This is the dataframe which I'm working on I want to change it to a dataset with the follow format
"Id":{ "Unique-id" : "id" "Details" : { "Person-name" : "name" "Person-name" : "age" } }
CodePudding user response:
There are couple of issue with your json.
- You can't have same key "Person-name" twice within the sub json "Details"
- You are missing the outer curly braces.
So the corrected json object should look like this.
{"Id": {"Unique-id": "id", "Details": {"Person-name": "name", "Person-age": "25"}}}
If so, then the transformation is pretty straight forward.
df = (spark.read.json('test.json')
.withColumn('Unique-Id', F.col('Id.Unique-id'))
.withColumn('age', F.col('Id.Details.Person-age'))
.withColumn('name', F.col('Id.Details.Person-name'))
.drop('Id')
.withColumnRenamed('Unique-Id', 'id')
)
CodePudding user response:
You just need to select the fields that you need.
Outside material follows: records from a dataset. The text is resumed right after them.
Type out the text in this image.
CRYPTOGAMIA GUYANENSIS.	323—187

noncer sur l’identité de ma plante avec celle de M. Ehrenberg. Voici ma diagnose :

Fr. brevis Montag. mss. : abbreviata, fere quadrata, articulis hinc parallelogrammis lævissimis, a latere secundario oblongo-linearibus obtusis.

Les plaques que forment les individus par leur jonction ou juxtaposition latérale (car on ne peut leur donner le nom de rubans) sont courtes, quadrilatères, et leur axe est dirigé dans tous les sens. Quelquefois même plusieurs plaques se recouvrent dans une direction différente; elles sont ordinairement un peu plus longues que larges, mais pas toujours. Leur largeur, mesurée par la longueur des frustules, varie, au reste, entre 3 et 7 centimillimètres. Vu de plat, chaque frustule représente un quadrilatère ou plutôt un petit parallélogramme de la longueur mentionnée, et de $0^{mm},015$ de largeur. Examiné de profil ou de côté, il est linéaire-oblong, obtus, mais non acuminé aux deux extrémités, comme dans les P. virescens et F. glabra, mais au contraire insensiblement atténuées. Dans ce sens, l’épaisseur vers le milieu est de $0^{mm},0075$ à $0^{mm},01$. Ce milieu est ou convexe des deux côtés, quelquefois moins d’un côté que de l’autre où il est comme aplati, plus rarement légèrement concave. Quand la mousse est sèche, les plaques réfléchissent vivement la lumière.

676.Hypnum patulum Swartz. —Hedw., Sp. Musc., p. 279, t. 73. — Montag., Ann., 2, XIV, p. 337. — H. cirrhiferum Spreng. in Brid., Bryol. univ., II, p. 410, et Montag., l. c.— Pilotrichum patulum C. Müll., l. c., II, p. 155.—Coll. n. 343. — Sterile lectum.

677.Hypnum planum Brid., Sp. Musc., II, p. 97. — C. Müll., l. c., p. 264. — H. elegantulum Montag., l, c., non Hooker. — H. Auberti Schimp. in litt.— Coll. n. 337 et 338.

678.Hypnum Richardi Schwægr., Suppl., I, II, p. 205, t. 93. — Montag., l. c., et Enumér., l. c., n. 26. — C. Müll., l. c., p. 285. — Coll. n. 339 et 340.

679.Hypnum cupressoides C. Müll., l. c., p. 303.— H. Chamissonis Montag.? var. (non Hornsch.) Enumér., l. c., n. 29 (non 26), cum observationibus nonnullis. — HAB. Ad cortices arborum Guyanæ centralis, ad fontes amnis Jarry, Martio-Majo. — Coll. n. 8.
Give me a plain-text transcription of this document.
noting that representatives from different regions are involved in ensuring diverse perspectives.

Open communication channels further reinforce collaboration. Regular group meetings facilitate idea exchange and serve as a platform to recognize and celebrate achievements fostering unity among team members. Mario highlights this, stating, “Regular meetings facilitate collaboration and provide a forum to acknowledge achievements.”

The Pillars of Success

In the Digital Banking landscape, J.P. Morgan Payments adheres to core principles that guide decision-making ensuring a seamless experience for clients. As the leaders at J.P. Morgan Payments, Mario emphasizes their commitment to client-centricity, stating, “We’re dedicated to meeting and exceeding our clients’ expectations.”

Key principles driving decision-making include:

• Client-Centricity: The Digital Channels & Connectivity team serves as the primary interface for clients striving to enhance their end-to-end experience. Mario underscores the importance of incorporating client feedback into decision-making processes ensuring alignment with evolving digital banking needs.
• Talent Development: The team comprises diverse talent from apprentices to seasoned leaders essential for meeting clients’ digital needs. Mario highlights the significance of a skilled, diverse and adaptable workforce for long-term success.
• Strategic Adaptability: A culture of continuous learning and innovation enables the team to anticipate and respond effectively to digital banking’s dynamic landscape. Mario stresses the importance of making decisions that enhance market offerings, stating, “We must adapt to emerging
Assuming the following input DataFrame:
case class Top(Id: Inner)
case class Inner(`Unique-id`: String, Details: Details)
case class Details(`Person-name`: String, `Person-age`: Int)
val ss: SparkSession = ???
import ss.implicits._
val df = Seq(
Top(Inner("1201", Details("satish", 25)))
).toDF
You will have the following:
root
|-- Id: struct (nullable = true)
| |-- Unique-id: string (nullable = true)
| |-- Details: struct (nullable = true)
| | |-- Person-name: string (nullable = true)
| | |-- Person-age: integer (nullable = false)
You can construct your desired output with:
df.select(
col("Id.Unique-id") as "id",
col("Id.Details.Person-name") as "name",
col("Id.Details.Person-age") as "age",
)